Mehmet Ali Erbil’in ekranda bir katılımcının pantalonunu indirip, (kazara) cinsel organını açıkta bırakması karşısında fırsatçı koro birleşti: Mehmet Ali haddini aştı, haddini bildirelim.
Neden?
Erbil "sulu" program yapıyor olabilir, biz hoşlanmıyor olabiliriz. Ama onun başına gelen gerçekten bir iş kazası değil mi?
Bile bile ne Erbil bir adamın cinsel organını televizyonda gösterir ne de ATV yönetimi böyle bir şeye izin verir.
Böyle iş kazası da televizyonlarda yüz yılda bir meydana gelir. O halde RTÜK üyesi Vahap Darendeli’nin gereksik "asarız keseriz" faşizan çıkışı niye? Demek yüz bulsa televizyonları tamamen haritadan silecek?
Biraz sağduyu, biraz mantık lütfen.
"Elime geçirmişken ezeyim, nasıl olsa kamuoyunun da böyle bir hataya ceza verirsem gıkı çıkmaz" kolaycılığından biraz uzaklaşın.
Olayın bu kadar iş kazası olduğu belliyken "üç ay bile kapatırız" diye gürlemenin alemi var mı? Birçok "canlı" gösteride "istem dışı sonuçlar" ortaya çıkabiliyor. Kaza eseri yanlış bir hareketiyle bir futbolcu arkadaşının ayağını kırabiliyor, defilede arkadaşının eteğine basan başka biri onu ortada çırılçıplak bırakabiliyor, gögüs dekoltesini fazla kaçıran bir sunucunun göğüs uçları yanlış bir hareketle ekrandan "ceeee" diyebiliyor. Bunların hepsi kaza...
ATV zaten gerekli dersi almıştır. Erbil de, "ekranda yapılacaklarla yapılmayacaklar" konusunu bu kazadan sonra iyice öğrenmiştir. Durum böyleyken ceza ya da baskıyla yayın durdurma RTÜK’e zarar verir ki bu riske girmeye hiç gerek yok.
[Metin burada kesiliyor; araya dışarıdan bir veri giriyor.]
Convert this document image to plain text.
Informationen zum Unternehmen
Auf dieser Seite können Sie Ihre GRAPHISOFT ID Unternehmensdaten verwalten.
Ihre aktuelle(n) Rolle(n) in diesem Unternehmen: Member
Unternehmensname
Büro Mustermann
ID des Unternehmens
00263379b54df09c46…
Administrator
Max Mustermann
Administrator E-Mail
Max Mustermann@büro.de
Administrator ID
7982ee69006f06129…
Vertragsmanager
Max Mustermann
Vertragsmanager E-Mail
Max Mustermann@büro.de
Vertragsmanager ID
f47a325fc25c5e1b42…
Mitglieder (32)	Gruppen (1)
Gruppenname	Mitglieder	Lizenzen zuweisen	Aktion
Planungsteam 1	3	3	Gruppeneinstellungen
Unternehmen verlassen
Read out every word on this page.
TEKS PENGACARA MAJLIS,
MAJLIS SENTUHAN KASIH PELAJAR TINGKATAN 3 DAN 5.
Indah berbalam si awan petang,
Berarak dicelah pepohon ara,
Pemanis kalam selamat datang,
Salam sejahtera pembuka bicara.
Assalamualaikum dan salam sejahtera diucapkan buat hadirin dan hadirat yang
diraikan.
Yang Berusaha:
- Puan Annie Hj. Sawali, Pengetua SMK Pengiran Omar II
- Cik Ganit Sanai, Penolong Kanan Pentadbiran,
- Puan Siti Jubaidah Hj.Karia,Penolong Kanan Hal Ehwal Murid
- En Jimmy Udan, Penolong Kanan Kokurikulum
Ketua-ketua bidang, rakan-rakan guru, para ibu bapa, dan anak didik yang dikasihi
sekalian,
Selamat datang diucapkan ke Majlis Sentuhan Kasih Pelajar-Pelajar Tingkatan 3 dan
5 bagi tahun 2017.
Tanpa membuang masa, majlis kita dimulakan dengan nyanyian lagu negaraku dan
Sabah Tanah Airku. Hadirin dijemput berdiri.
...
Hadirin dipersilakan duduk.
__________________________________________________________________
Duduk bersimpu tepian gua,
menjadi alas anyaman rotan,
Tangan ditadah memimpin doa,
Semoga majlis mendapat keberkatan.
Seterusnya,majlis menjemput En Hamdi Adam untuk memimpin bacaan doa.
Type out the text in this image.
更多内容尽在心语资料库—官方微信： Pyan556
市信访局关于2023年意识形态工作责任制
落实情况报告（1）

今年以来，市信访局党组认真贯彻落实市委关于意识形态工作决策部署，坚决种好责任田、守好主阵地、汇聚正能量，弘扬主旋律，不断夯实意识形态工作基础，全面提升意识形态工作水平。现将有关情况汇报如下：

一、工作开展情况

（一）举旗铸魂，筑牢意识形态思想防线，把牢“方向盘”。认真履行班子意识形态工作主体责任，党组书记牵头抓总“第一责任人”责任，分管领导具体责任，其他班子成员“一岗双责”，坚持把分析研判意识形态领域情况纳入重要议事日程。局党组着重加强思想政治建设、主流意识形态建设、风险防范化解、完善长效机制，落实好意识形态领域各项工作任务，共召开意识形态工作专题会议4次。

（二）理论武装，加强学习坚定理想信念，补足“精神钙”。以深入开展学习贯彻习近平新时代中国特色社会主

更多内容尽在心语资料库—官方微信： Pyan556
Umarım RTÜK böyle bir riski göze almaz.
Bu yazıyı RTÜK’ün kararından önce yazdım. Perşembeye de kararı yorumlarım. ATV’nin programa bir süre ara vermesi doğru ama asla bu nedenle yayına son verilmemeli... Tekrar olursa mı? Bundan sonra hiç kimsenin Erbil’in yanında "don" giymeden ekrana çıkacağını sanmam.
Cenk ve Erdem’den Kristal Elma esprileri
Cenk ve Erdem "Cenk ve Erdem Pazarlama A.Ş" adı altında şirket kurmuşlar. Satışa sundukları komik ürünler hoşuma gitti paylaşayım dedim.
Ana kucağına iliştirilmiş, şiddeti birden on ikiye kadar ayarlı baba kolu. (Ağlayan bebekleri susturmak için)
Kendinden prensli beyaz at.
Su geçirmeyen at (Suyun kenarına gelince karşıya geçmeyip duran at)
Atlıkarınca (Daha önce atlıkarıncalarda hep at olduğu için sadece karınca resmi)
Ufak At (Bir avuca 10 tane sığacak şekilde yapılıyor. Ve civcivlerin önüne atılıyor).
Kadınlar Oscar’a erkekler dürümcüye
Geçen yıl, Kristal Elma’da ödül alan reklamcıların giysilerine takmıştım.
Şöyle demişim: "Abi reklamcıların hepsi takım elbiseli, hepsi şık. Ama ya gençler. Özellikle de erkekler. Onların özensiz kıyafetleri oldukça canımı sıktı. Kot pantolon, yaka bağır açık, saç sakal birbirine karışmış. Giyim kuşam bir kendini ifade etme biçimi. Kimse giyiminden kuşamından taviz versin demiyorum. ’İmaj her şeydir’ diyenlerin önce kendi imajlarına dikkat etmelerini öneriyorum..."
Bu yıl, geçtiğimiz cuma Maslak TİM’de yapılan törende durum biraz daha iyiydi. Kadınlarda zaten sorun yok. Onlar hep "Oscar" törenine gelirmiş gibi süslenmişler.
Özensiz giyinen erkek reklamcı sayısı ise bu yıl azalmıştı. Yine de çoğunluk, ödül törenine değil de dürümcüye gelmiş gibi bir izlenim veriyordu...
Reklamcıların en önemli ödül töreni bu arkadaşlar ya... Ne olur bir pantolon, bir ceket giysek... Saçımıza, sakalımıza biraz dikkat etsek.